26 JULY 2003, Page 37

The critical eye of a single woman

Jane Gardam

CARLYLE'S HOUSE AND OTHER SKETCHES by Virginia Woolf Hespents, f4.99, pp. 88 ISBN 1843910551 When Virginia Woolf was 27 she bound a quarto notebook of 214 pages and wrote 1909 on the brown paper cover in green pencil. She numbered all the pages but for some reason began to write only from page 26, again putting in the date — February 27, 1909 — in the middle of the page. On page 27 she lists the contents, seven very short verbal sketches about people and places of the kind she had done before in her 1903 Journal which she had thought 'often, I'm afraid. uncouth'. Her revulsion from the coarse, the insensitive, even the commonplace and any lack of 'refinement' persists in the new notebook with the inner certainty of the intellectual snob, child of her class and time. Doris Lessing in her Foreword to this

first edition of the sketches sees them as 'five-finger exercises for future excellence', but whatever Woolfs purpose in writing them it did not last for long, for the text stops on page 51 and the rest of the notebook is blank.

Where has this little book been all these years to escape the treasure-seekers and the rag-pickers of the revered Woolf oeuvre? Lying, it seems, in the bottom drawer of Teresa Davies whose family was vaguely connected to Leonard Woolf while he was having his wife's diaries, letters and notebooks copied and sold after Virginia Woolf's death in 1941. Teresa was helping with the typing but before she could type this manuscript Leonard Woolf died and, unsure what to do with it or where to send it, she put it aside and it was only found in September 2002 when Professor Tony Davies moved house. It has now been interestingly researched and edited by David Bradshaw of Worcester College, Oxford and published under the title of the first sketch, 'Carlyle's House', Bradshaw having taken the liberty of adding the apostrophe.

But Woolf was 'never strictly conscientious about apostrophes' and the sketches are not just juvenilia.

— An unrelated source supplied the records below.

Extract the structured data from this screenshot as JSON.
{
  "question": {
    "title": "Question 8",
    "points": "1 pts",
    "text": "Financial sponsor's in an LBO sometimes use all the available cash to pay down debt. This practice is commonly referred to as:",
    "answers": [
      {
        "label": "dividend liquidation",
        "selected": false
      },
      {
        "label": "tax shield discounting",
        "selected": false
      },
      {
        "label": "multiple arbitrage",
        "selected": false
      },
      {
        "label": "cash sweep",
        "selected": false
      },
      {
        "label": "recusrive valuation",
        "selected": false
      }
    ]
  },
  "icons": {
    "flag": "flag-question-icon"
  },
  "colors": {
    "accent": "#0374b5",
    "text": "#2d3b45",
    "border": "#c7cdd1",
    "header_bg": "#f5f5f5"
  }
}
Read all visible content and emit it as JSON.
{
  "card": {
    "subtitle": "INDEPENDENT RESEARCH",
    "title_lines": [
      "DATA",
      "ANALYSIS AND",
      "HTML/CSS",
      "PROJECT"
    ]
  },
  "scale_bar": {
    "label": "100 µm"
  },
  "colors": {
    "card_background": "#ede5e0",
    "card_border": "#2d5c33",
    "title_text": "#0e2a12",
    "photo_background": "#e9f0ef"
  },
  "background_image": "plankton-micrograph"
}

At 27 she was already a wonderful reviewer of books and a committed creative writer two years into the struggle with her first novel — it was to be six more before it was published — in touch with the great literary families and known as the daughter of the Olympian Sir Leslie Stephen.

So that although the sketches may look like an abandoned exercise book Bradshaw thinks she stopped writing them more because of her mood at the time than from dissatisfaction at the content. The sketches are very slight, but from the first sentence we hear the unmistakable Woolf voice, querying and questing and note her uniquely penetrating eye that has, Lessing says, 'the sharpness of a wasp's swift sting'.

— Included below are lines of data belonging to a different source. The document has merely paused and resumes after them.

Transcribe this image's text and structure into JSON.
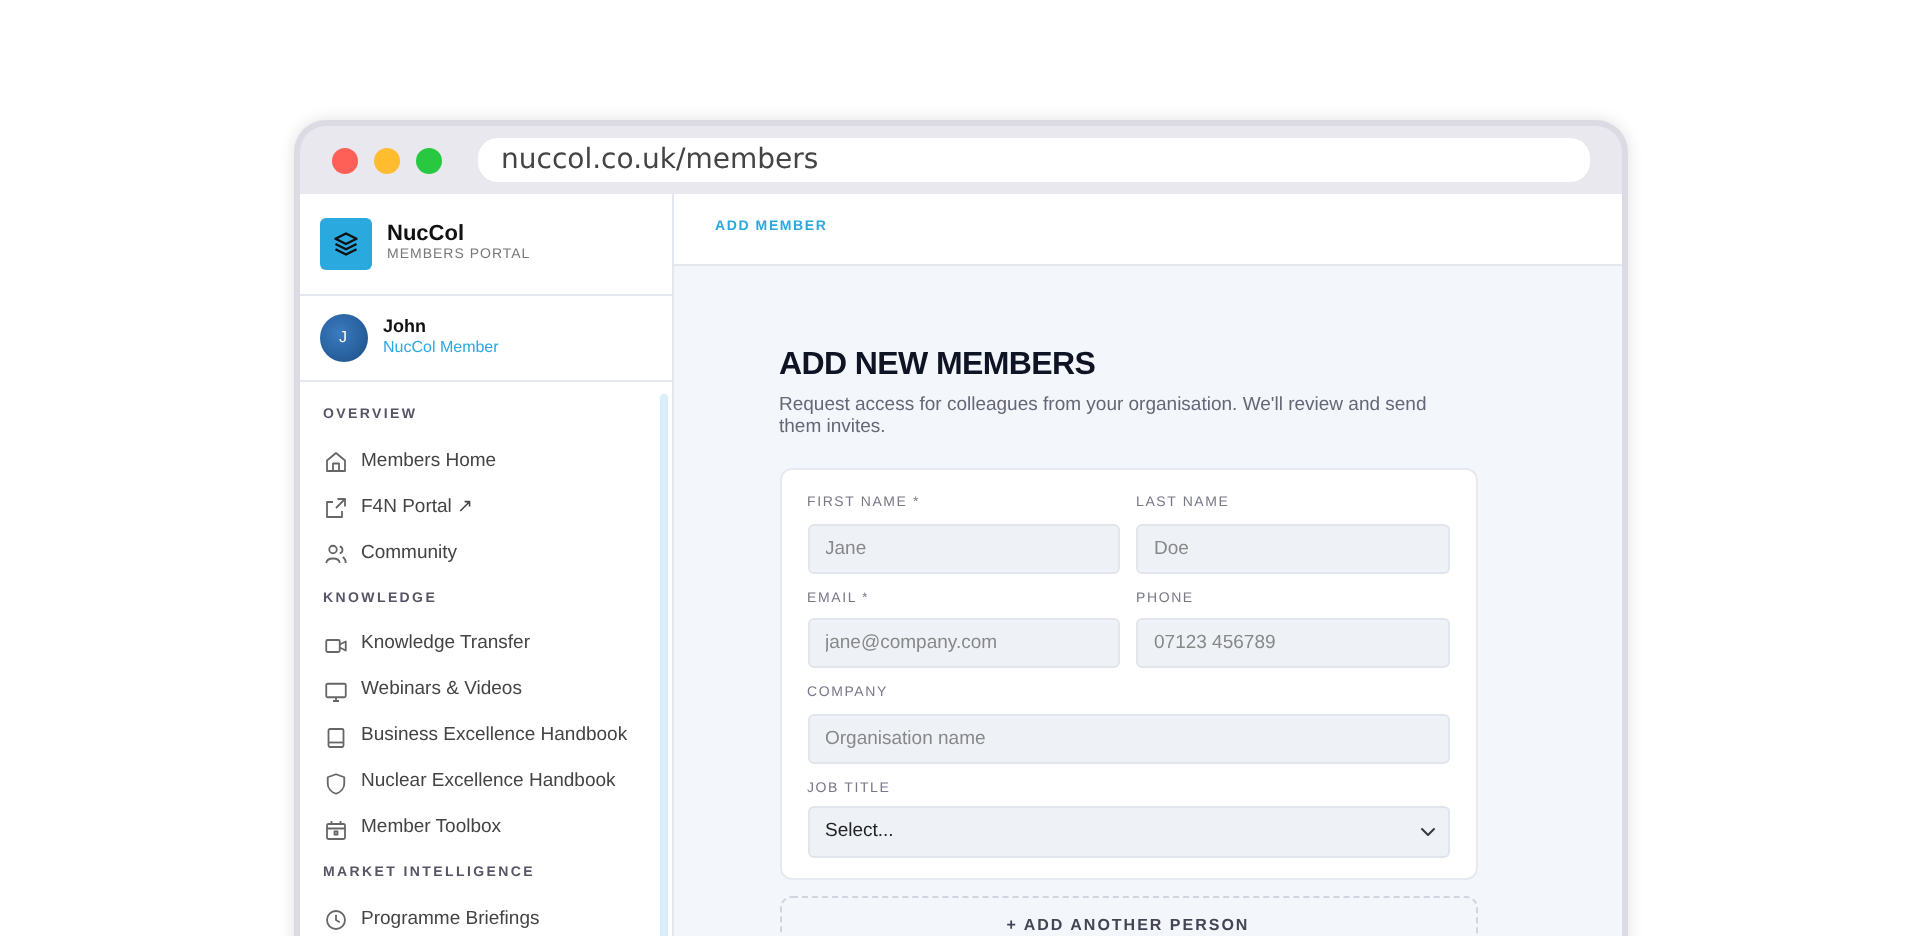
{
  "browser": {
    "url": "nuccol.co.uk/members"
  },
  "brand": {
    "name": "NucCol",
    "tagline": "MEMBERS PORTAL"
  },
  "user": {
    "initial": "J",
    "name": "John",
    "role": "NucCol Member"
  },
  "sidebar": [
    {
      "title": "OVERVIEW",
      "items": [
        {
          "label": "Members Home"
        },
        {
          "label": "F4N Portal ↗"
        },
        {
          "label": "Community"
        }
      ]
    },
    {
      "title": "KNOWLEDGE",
      "items": [
        {
          "label": "Knowledge Transfer"
        },
        {
          "label": "Webinars & Videos"
        },
        {
          "label": "Business Excellence Handbook"
        },
        {
          "label": "Nuclear Excellence Handbook"
        },
        {
          "label": "Member Toolbox"
        }
      ]
    },
    {
      "title": "MARKET INTELLIGENCE",
      "items": [
        {
          "label": "Programme Briefings"
        }
      ]
    }
  ],
  "breadcrumb": "ADD MEMBER",
  "page": {
    "title": "ADD NEW MEMBERS",
    "intro": "Request access for colleagues from your organisation. We'll review and send them invites."
  },
  "form": {
    "fields": [
      {
        "kind": "text",
        "label": "FIRST NAME *",
        "placeholder": "Jane",
        "half": true
      },
      {
        "kind": "text",
        "label": "LAST NAME",
        "placeholder": "Doe",
        "half": true
      },
      {
        "kind": "text",
        "label": "EMAIL *",
        "placeholder": "jane@company.com",
        "half": true
      },
      {
        "kind": "text",
        "label": "PHONE",
        "placeholder": "07123 456789",
        "half": true
      },
      {
        "kind": "text",
        "label": "COMPANY",
        "placeholder": "Organisation name",
        "half": false
      },
      {
        "kind": "select",
        "label": "JOB TITLE",
        "value": "Select...",
        "half": false
      }
    ]
  },
  "add_button": "+ ADD ANOTHER PERSON"
}
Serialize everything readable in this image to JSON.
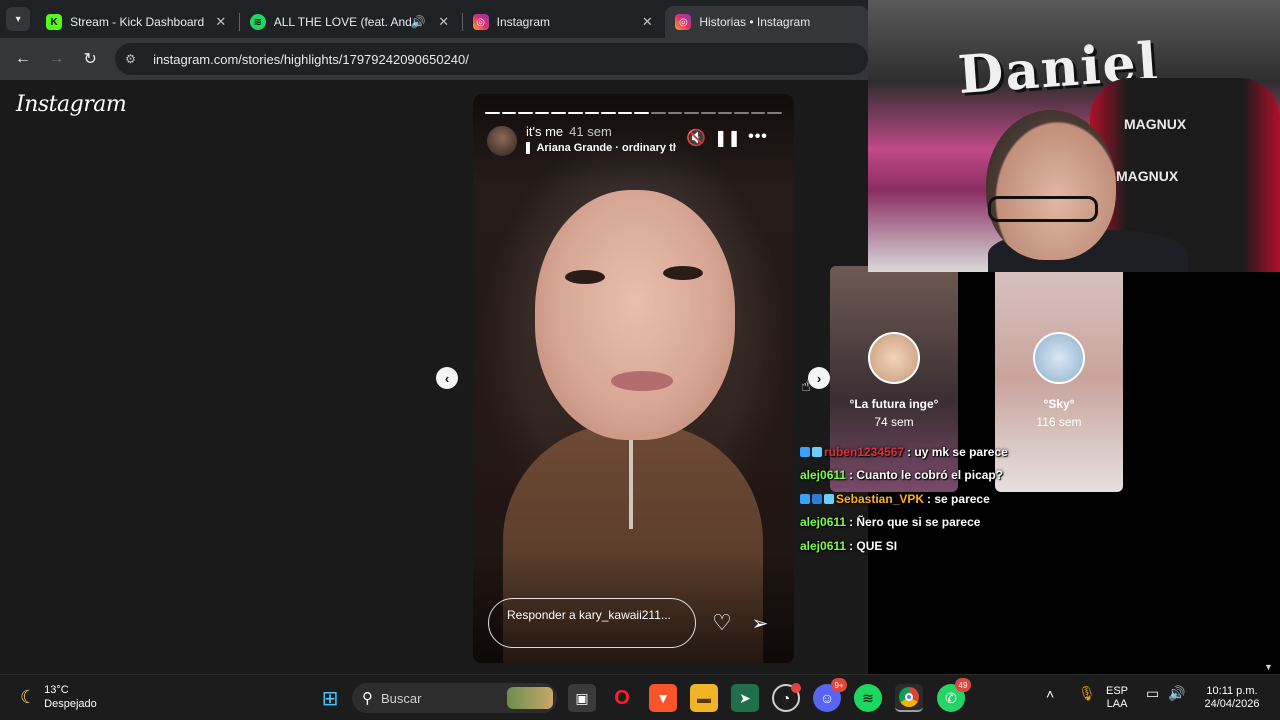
{
  "browser": {
    "tabs": [
      {
        "title": "Stream - Kick Dashboard",
        "icon": "kick-icon",
        "color": "#53fc18",
        "glyph": "K"
      },
      {
        "title": "ALL THE LOVE (feat. Andre",
        "icon": "spotify-icon",
        "color": "#1ed760",
        "glyph": "♫",
        "audio": "🔊"
      },
      {
        "title": "Instagram",
        "icon": "instagram-icon",
        "color": "#e1306c",
        "glyph": "◎"
      },
      {
        "title": "Historias • Instagram",
        "icon": "instagram-icon",
        "color": "#e1306c",
        "glyph": "◎"
      }
    ],
    "close_glyph": "✕",
    "url": "instagram.com/stories/highlights/17979242090650240/"
  },
  "instagram": {
    "logo": "Instagram",
    "story": {
      "user": "it's me",
      "time": "41 sem",
      "music": "Ariana Grande · ordinary th",
      "reply_placeholder": "Responder a kary_kawaii211...",
      "segments_total": 18,
      "segments_done": 10
    },
    "previews": [
      {
        "name": "°La futura inge°",
        "time": "74 sem"
      },
      {
        "name": "°Sky°",
        "time": "116 sem"
      }
    ]
  },
  "webcam": {
    "wall_text": "Daniel",
    "chair_brand": "MAGNUX"
  },
  "chat": [
    {
      "user": "ruben1234567",
      "color": "#e0303a",
      "message": ": uy mk se parece",
      "badges": [
        "#3aa0ff",
        "#6bd0ff"
      ]
    },
    {
      "user": "alej0611",
      "color": "#7cfc4a",
      "message": ": Cuanto le cobró el picap?",
      "badges": []
    },
    {
      "user": "Sebastian_VPK",
      "color": "#ffb020",
      "message": ": se parece",
      "badges": [
        "#3aa0ff",
        "#2f7bd8",
        "#6bd0ff"
      ]
    },
    {
      "user": "alej0611",
      "color": "#7cfc4a",
      "message": ": Ñero que si se parece",
      "badges": []
    },
    {
      "user": "alej0611",
      "color": "#7cfc4a",
      "message": ": QUE SI",
      "badges": []
    }
  ],
  "taskbar": {
    "weather_temp": "13°C",
    "weather_desc": "Despejado",
    "search_placeholder": "Buscar",
    "discord_badge": "9+",
    "whatsapp_badge": "49",
    "lang": "ESP",
    "layout": "LAA",
    "time": "10:11 p.m.",
    "date": "24/04/2026"
  }
}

1909 was a dismal year for Woolf. Her novel was a shambles. She was missing her sister and soul-mate Vanessa Bell, who was now happily married and beginning to be a successful painter. She had been forced to move in with her uncongenial brother, Adrian, to their shared distaste and, above all, she was miserable not to be married. Only a few days before her expedition to Carlyle's house in Chelsea she had broken her brief engagement to Lytton Strachey. It was a mutual decision, but she was very fond of him and his obvious relief can't have been flattering. Several of the sketches reflect Woolf s preoccupation with marriage and the poor status of the unmarried woman in 1909. 'Women who have worked and not married,' she says in the fourth sketch, 'Hampstead', 'come to have a particular look: refinement without sex; tending to be austere.' In another, 'Miss Reeves', she is, Bradshaw thinks, jealous as she watches the fearless and passionate Amber Reeves, the Fabian (who incidentally must have been pregnant at the time by H. G. Wells) across someone's dinner table. Amber Reeves was not only 'the Intellect of Newnham' but irresistible to men and totally self-confident and seemed to know exactly where she was going. (It turned out to be Morley College where like Woolf she would one day lecture but never so brilliantly.) Woolf shows this New Woman posturing, talking incessantly, leaning forward 'as if about to take flight' but at heart commonplace with no interest in the individual and totally unmysterious; the exact opposite to herself.

Woolf is a silent and watchful guest, decidedly mysterious, wandering about solitary between Cambridge (the household of Sir George Darwin, who sounds a nice old duck but Woolf finds dull, and the enchanting Gwen Raverat whom she finds likely to end up 'a strong and sensible woman, plainly clothed') and Hampstead where she sits in the shabby drawingroom of the two formidable scholars, the Misses Case, and their intense friend Miss Davies (not the typist). All three with their schoolgirlish reminiscences disappoint. In Lancaster Gate, in the sketch called 'Jews', she is entertained too lavishly by a Mrs Loeb whom she detests with an antiSemitism that is now shocking but must even then have been found pretty nasty. And at Bedford Square there she is again at Lady Ottoline Morrell's salon, painting a surprisingly kind portrait of 'the marble Medusa' whose husband was not sufficient to her.

There is another very funny vignette of a visit to King's College, Cambridge where Rupert Brooke and his friends sit in haughty silence as she desperately tries to make conversation and they make clear that she has no right to any opinions at all. 'I had to remember that one is not fully grown up at twenty-one.'

There is another expedition, in 'Divorce Courts', where she sits alone in court to hear the defence of the Rector of Chalfont St Giles whose wife has gone off with a Lesbian and is suing him for cruelty. He spoke from the dock in sermons and won, despite his excessive marital demands and hitting his wife over the head with a croquet mallet.

But it is in 'Carlyle's House' that Woolf is most Woolfian — that awful dwelling with the melancholy portraits and Thomas's soundproof double-bricked study. 'Did one always feel the coldness' between them, she wonders. The only connection the flash of intellect?' Outside at the end of Cheyne Row are 'brown sails and a timber yard' and the ghosts of the hawthorn hedges and little lanes of Chelsea only a generation before.

The more one reads the notebook the more it seems to have to do with marriages and the more one realises her wonderful luck in finding Leonard whom she called 'The Jew'.